The pandemic has highlighted the need for financial firms and regulators to consider changes to their cyber risk management processes, reporting practices, incident response and recovery activities, and the management of critical third-party service providers (such as cloud services), the FSB said.
“One of the key challenges posed by remote working was the restricted ability to collect system hardware in order to conduct forensic analysis of a cyber incident,” the paper said.
Additionally, ensuing communication throughout supply chains, including between companies and outside service providers, represents another critical challenge in the current environment, the FSB suggested.

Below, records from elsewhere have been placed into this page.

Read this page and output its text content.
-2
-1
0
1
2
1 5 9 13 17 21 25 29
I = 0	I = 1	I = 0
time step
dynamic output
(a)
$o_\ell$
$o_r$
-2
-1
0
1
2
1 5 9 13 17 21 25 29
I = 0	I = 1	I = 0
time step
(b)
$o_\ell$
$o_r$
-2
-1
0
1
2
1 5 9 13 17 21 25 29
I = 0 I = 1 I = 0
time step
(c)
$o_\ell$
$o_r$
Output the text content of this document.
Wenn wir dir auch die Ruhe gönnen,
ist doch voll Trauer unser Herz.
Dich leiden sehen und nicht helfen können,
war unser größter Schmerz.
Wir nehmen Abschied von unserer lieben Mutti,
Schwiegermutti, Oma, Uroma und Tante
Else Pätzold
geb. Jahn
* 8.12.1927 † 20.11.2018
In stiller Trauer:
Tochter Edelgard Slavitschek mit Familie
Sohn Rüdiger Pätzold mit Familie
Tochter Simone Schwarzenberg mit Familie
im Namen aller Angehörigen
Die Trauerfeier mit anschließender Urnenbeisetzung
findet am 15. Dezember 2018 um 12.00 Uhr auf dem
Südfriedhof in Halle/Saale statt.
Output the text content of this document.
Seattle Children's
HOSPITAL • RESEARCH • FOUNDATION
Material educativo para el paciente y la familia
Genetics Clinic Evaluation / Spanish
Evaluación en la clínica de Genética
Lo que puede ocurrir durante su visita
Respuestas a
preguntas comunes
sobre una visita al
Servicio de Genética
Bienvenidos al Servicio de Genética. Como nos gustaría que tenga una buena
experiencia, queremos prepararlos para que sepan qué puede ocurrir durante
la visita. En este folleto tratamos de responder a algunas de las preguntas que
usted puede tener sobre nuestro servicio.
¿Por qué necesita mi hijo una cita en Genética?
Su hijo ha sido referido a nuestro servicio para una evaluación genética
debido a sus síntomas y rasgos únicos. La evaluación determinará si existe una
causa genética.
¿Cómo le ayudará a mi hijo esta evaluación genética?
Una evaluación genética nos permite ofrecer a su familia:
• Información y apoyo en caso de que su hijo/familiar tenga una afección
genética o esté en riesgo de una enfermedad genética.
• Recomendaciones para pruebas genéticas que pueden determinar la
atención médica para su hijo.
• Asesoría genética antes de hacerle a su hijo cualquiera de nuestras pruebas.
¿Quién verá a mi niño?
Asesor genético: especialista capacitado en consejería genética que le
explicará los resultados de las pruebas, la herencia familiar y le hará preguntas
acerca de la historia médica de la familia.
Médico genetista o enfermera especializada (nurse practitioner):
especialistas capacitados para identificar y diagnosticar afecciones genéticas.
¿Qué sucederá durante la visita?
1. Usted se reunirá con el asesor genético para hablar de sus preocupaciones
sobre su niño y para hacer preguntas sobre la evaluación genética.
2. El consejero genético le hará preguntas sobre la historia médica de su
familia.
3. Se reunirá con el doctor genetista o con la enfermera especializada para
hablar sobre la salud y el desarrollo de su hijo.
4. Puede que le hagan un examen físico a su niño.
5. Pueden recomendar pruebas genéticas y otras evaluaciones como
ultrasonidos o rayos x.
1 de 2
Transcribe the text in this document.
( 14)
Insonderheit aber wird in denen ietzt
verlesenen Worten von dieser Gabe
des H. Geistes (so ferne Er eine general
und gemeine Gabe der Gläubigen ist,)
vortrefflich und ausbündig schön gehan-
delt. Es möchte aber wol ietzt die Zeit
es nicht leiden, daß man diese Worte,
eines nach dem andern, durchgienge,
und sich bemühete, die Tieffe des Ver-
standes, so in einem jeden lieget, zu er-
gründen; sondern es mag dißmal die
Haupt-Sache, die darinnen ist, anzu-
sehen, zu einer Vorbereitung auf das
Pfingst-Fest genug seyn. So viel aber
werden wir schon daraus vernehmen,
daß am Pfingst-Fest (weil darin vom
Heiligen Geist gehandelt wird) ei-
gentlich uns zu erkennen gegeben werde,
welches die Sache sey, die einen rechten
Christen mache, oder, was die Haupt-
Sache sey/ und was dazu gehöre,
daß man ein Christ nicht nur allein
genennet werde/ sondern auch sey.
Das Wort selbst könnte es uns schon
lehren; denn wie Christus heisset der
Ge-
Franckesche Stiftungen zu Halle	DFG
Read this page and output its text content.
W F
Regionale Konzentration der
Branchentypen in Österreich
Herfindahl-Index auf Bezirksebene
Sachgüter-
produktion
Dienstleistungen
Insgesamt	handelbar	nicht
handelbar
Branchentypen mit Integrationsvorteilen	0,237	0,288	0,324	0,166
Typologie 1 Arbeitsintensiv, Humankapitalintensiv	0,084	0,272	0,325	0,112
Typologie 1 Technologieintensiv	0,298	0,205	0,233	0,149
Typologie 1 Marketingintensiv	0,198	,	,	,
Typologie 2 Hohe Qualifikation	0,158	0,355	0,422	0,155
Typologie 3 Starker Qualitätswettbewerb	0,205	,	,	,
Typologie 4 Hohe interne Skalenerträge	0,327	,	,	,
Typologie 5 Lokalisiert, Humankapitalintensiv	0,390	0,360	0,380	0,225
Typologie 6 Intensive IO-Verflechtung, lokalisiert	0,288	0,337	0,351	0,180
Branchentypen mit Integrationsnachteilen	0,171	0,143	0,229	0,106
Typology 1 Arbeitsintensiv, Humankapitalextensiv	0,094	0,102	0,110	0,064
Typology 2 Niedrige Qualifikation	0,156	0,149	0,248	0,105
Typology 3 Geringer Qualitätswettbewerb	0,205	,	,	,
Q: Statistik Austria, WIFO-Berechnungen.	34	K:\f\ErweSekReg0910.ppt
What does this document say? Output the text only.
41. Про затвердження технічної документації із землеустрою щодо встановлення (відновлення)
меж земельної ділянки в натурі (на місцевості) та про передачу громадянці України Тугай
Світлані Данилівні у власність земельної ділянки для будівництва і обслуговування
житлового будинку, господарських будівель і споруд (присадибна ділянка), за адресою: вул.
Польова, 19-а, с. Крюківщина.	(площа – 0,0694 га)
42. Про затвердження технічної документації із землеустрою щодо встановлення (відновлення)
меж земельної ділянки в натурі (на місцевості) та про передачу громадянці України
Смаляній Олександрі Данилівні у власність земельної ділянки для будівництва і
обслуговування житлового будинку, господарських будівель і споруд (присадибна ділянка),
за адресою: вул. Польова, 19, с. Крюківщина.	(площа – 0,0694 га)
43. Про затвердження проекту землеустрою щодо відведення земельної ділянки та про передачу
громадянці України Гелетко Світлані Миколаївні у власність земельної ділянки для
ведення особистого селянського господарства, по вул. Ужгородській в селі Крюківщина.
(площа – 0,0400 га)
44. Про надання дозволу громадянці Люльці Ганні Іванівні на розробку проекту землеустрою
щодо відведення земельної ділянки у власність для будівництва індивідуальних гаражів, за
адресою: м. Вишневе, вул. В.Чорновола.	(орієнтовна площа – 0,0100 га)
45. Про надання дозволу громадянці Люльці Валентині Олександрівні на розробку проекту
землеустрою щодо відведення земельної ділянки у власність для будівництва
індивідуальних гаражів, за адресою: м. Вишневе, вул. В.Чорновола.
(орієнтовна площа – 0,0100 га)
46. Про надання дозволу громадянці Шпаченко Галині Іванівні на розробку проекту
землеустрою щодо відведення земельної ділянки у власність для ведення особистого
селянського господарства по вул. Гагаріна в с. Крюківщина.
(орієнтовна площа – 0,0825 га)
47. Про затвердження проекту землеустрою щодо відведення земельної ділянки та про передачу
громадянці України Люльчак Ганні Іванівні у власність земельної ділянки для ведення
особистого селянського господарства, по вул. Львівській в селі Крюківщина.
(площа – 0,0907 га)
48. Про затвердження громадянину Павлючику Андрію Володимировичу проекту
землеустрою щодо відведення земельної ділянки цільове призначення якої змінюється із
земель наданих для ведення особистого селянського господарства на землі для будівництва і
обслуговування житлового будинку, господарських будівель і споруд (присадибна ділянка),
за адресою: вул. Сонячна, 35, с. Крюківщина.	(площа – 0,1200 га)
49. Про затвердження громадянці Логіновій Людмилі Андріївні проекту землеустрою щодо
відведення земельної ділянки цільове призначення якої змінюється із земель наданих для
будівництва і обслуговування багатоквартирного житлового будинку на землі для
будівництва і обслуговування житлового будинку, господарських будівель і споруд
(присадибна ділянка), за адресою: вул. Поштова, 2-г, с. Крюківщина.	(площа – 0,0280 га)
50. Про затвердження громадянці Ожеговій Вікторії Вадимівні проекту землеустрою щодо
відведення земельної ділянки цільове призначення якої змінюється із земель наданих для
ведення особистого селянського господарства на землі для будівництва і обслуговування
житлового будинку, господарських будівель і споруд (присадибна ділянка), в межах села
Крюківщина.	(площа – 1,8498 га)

“A significant cyber incident, if not properly contained, could seriously disrupt the financial system, including critical financial infrastructure, leading to broader financial stability implications,” the FSB said.
Risks to financial stability could arise from incidents that affect systems that are shared among multiple financial institutions, threats that impact third-party providers and from incidents that undermine confidence in the overall financial system or result in capital losses, the paper noted.
“Efficient and effective response to and recovery from a cyber incident is essential to limiting any related financial stability risks,” the FSB said, adding that enhancing these capabilities is a priority for regulators and policymakers.
To that end, the report includes a “toolkit” of practices for financial institutions to deploy to ensure they’re prepared to respond to and recover from cyber threats.
“This toolkit provides a set of effective practices that serve as building blocks for enhancing [cyber incident response and recovery] activities,” the FSB said.